Non è stato un lunedì come gli altri. Le città si sono svegliate più lente, attraversate da un vuoto insolito: aule scolastiche senza voci, uffici deserti, autobus dimezzati. Al posto della routine, le piazze hanno preso forma di assemblee a cielo aperto, gremite da cortei e sit-in che hanno portato ovunque lo stesso grido: fermare la guerra, dire basta alle armi, chiedere giustizia per Gaza.
Dal nord al sud, più di settantacinque città hanno visto scendere in strada studenti e studentesse, lavoratori, collettivi, associazioni. Una mobilitazione che non ha scelto i margini ma la centralità, trasformando lo sciopero generale indetto da Usb, Cub e Adl in un gesto di rottura capace di fermare il paese per un giorno.

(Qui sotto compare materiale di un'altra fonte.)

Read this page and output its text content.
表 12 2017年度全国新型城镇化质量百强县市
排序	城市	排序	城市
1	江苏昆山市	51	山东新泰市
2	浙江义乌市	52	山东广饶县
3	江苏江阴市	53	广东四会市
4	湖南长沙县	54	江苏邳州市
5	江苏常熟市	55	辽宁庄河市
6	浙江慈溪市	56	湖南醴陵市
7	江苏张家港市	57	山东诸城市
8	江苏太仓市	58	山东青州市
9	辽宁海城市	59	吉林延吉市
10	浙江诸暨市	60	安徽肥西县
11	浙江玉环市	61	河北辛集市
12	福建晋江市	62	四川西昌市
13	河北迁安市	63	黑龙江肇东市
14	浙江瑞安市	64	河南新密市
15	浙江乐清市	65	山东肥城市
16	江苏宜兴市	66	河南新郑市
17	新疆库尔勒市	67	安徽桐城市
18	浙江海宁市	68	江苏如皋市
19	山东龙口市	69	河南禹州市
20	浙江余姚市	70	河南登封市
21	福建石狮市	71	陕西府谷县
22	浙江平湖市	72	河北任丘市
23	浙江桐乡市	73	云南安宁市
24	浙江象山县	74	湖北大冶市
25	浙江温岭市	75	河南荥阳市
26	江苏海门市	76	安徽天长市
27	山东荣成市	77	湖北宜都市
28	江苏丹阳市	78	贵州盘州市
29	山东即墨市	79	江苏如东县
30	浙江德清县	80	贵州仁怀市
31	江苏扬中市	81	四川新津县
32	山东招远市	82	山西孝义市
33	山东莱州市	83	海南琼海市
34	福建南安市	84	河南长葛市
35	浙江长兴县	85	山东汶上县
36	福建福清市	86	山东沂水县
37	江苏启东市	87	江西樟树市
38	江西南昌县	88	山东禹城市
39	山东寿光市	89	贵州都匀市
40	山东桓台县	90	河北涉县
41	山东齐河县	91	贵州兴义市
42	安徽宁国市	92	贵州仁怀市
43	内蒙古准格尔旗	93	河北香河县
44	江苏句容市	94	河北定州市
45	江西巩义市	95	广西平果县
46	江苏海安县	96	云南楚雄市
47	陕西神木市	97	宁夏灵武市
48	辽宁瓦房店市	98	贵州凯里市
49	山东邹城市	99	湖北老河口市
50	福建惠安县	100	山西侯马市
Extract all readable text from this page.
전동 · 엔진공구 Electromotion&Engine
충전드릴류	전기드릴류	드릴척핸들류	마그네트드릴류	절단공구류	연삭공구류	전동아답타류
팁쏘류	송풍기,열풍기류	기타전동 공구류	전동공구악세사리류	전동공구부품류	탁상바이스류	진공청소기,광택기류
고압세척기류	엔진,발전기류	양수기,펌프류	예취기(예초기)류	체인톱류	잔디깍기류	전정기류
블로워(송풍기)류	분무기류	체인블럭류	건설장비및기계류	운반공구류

Tra chi ha preso parte alla manifestazione di Roma in Piazza dei Cinquecento c’era anche il fumettista Michele Rech, in arte Zerocalcare. Con la consueta lucidità ha sottolineato come i giovani abbiano compreso la gravità di ciò che accade, “fuori da qualsiasi umanità e diritto internazionale”. Per l’autore, questa mobilitazione dal basso nasce dal bisogno di difendere i diritti di un popolo, colmando il vuoto lasciato dall’inerzia degli Stati.
Accanto alla società civile, anche il mondo dell’arte e della cultura ha preso parola. A Torino hanno aderito la Fondazione Merz e il PAV – Parco Arte Vivente; a Milano la Fondazione Arnaldo Pomodoro, BASE, MARE e Careof; a Catania la Fondazione Oelle; a Roma realtà indipendenti come AlbumArte e il gruppo AWI – Art Workers Italia. Non sono mancate le voci dell’editoria e delle riviste, da Rolling Stone Italia a Inside Art, da Minimum Fax a Hopefulmonster Editore e Postmedia Books.
Dal fronte della comunicazione e della critica, anche il blog Travel on Art ha scelto di partecipare allo sciopero, mentre la direttrice della Fondazione Pomodoro, Carlotta Montebello, ha affidato a Instagram la sua riflessione: «Una manifestazione pacifica partecipata da una marea di gente solidale con il popolo palestinese. Che questa giornata non sia ricordata solo per gli scontri avvenuti in centrale».
E ancora: artisti come Nico Vascellari e Paola Pivi, insieme alla curatrice Maria Chiara Valacchi, hanno fatto sentire la loro voce attraverso i propri canali social, contribuendo ad amplificare il messaggio della piazza.
A chiudere il coro di testimonianze è il commento dell’artista Vanni Cuoghi, che dopo la manifestazione ha raccontato: “È stata una manifestazione davvero sentita e partecipata, in cui ho incontrato tanti amici e colleghi. Chi oggi focalizza l’attenzione solo sui fatti di devastazione, vuol dire che guarda il dito e non la luna (che sta bruciando)”.
Alle sue parole si aggiunge la riflessione del curatore Ivan Quaroni, che legge la giornata dentro una cornice più ampia e critica: “La partecipazione alla manifestazione per la Palestina è un segnale di umanità in un clima di smarrimento di tutti i valori che le società occidentali hanno sbandierato dal secondo dopoguerra ad oggi. L’Europa (esclusa la Spagna) ha perso ogni supposto primato morale. Siamo nella decadenza totale. O meglio lo sono i governi occidentali che mostrano finalmente la loro natura servile, la loro totale assenza di autonomia decisionale. Per me questo è uno dei momenti più bassi della storia civile. La fine di un ciclo vitale”.
Un segnale forte è arrivato anche da Ad Artem, che ha deciso di devolvere a sostegno di Gaza, tramite Caritas Jerusalem, Pro Terra Sancta e Gazzella Onlus, l’intero ricavato delle visite guidate del 22 e 23 settembre.
Qualche episodio di tensione non ha oscurato il senso profondo della giornata: un’onda di partecipazione diffusa e trasversale, con una presenza significativa di giovani e giovanissimi, a conferma di una sensibilità crescente che interroga la politica.
Il 22 settembre ha mostrato che fermare il tempo della quotidianità è possibile, se a guidare è la necessità di farsi ascoltare. Non un semplice sciopero, ma una giornata in cui il paese ha scelto di stare dalla parte di Gaza, trasformando il dissenso in voce collettiva.